Siete amanti del rock e del metal? Gli Stealth fanno al caso vostro. A discapito del nome sono italianissimi e vi trascineranno nel loro mondo con il loro album d’esordio Shores of Hopes.

La band, nata nel 2007 da un’idea di Luca Occhi e Marcello Danieli a cui si sono aggiunti Andrea Rambelli, Mario Catozzi e Enrico Ghirelli, è sulle scene ormai da quasi 7 anni. Sette anni intensi in cui il gruppo ha partecipato a diversi contest, festival e ha tenuto più di 60 live. Fino all’arrivo di  Shores of Hopes.

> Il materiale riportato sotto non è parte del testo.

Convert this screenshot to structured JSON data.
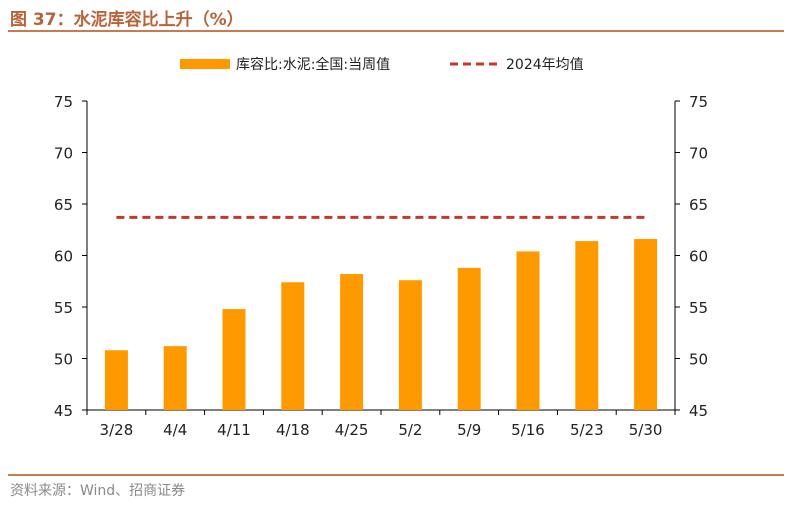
{
  "figure": {
    "title": "图 37：水泥库容比上升（%）",
    "source": "资料来源：Wind、招商证券"
  },
  "colors": {
    "bar": "#FF9900",
    "avg_line": "#C0392B",
    "title": "#B8623A",
    "rule": "#C97A4F",
    "source": "#8A8A8A"
  },
  "chart_data": {
    "type": "bar",
    "categories": [
      "3/28",
      "4/4",
      "4/11",
      "4/18",
      "4/25",
      "5/2",
      "5/9",
      "5/16",
      "5/23",
      "5/30"
    ],
    "series": [
      {
        "name": "库容比:水泥:全国:当周值",
        "type": "bar",
        "values": [
          50.8,
          51.2,
          54.8,
          57.4,
          58.2,
          57.6,
          58.8,
          60.4,
          61.4,
          61.6
        ]
      },
      {
        "name": "2024年均值",
        "type": "line",
        "style": "dashed",
        "values": [
          63.7,
          63.7,
          63.7,
          63.7,
          63.7,
          63.7,
          63.7,
          63.7,
          63.7,
          63.7
        ]
      }
    ],
    "ylim": [
      45,
      75
    ],
    "yticks": [
      45,
      50,
      55,
      60,
      65,
      70,
      75
    ],
    "y2lim": [
      45,
      75
    ],
    "y2ticks": [
      45,
      50,
      55,
      60,
      65,
      70,
      75
    ],
    "xlabel": "",
    "ylabel": "",
    "grid": false,
    "legend_position": "top"
  }
}
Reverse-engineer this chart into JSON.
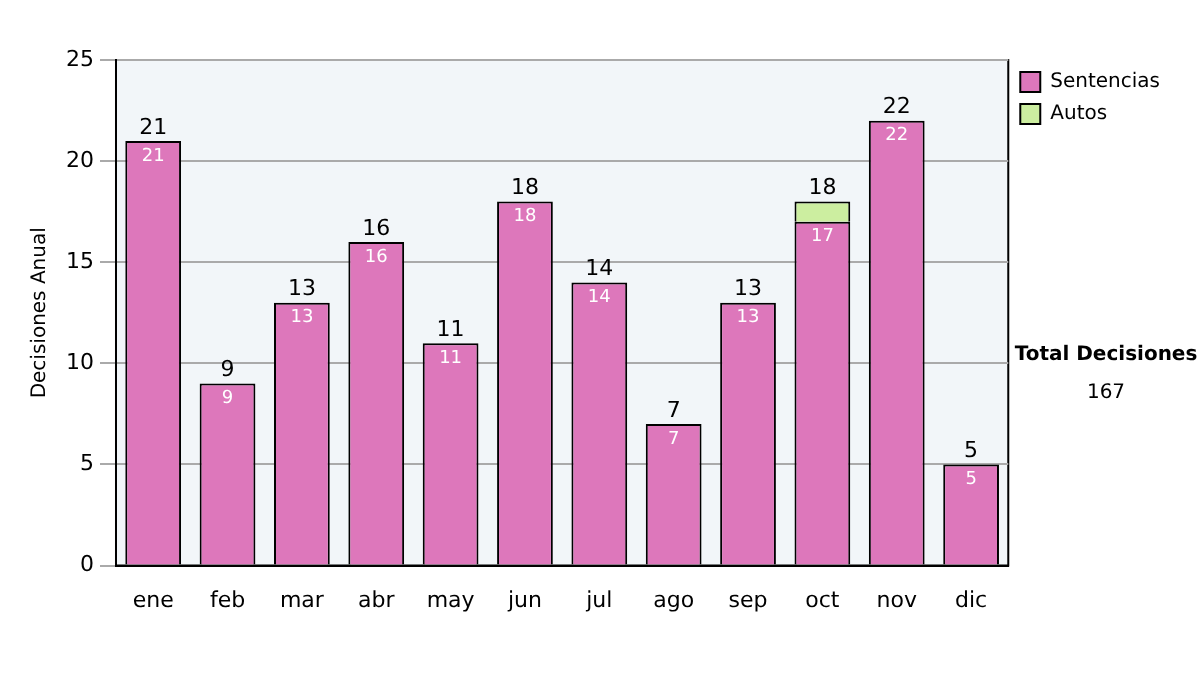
{
  "chart_data": {
    "type": "bar",
    "ylabel": "Decisiones Anual",
    "categories": [
      "ene",
      "feb",
      "mar",
      "abr",
      "may",
      "jun",
      "jul",
      "ago",
      "sep",
      "oct",
      "nov",
      "dic"
    ],
    "stacked": true,
    "series": [
      {
        "name": "Sentencias",
        "color": "#dd77bb",
        "values": [
          21,
          9,
          13,
          16,
          11,
          18,
          14,
          7,
          13,
          17,
          22,
          5
        ],
        "value_labels": [
          "21",
          "9",
          "13",
          "16",
          "11",
          "18",
          "14",
          "7",
          "13",
          "17",
          "22",
          "5"
        ]
      },
      {
        "name": "Autos",
        "color": "#cceea0",
        "values": [
          null,
          null,
          null,
          null,
          null,
          null,
          null,
          null,
          null,
          1,
          null,
          null
        ]
      }
    ],
    "totals": [
      "21",
      "9",
      "13",
      "16",
      "11",
      "18",
      "14",
      "7",
      "13",
      "18",
      "22",
      "5"
    ],
    "ylim": [
      0,
      25
    ],
    "yticks": [
      0,
      5,
      10,
      15,
      20,
      25
    ],
    "grid": "y",
    "legend": "right",
    "annotations": [
      "Total Decisiones",
      "167"
    ]
  }
}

L’album ha una doppia anima hard-rock e metal. Nel primo caso rientrano Guns! Guns! Guns!, Nuclear Warfare, Pharaoh (molto stile Guns N’ Roses) e Uhlans, 1915 (con echi dei Pearl Jam). Più sul metal The Border, Ozone Fades e Rock Beast. Non mancano venature di rock più acustico, come Godspeed, Black Century e My Heaven.

Gli Stealth mostrano di avere buoni numeri. Colpisce molto la voce del cantante Enrico Ghirelli, che in qualche caso ricorda vagamente Axl Rose. Per gli amanti del genere, un gruppo italiano da seguire.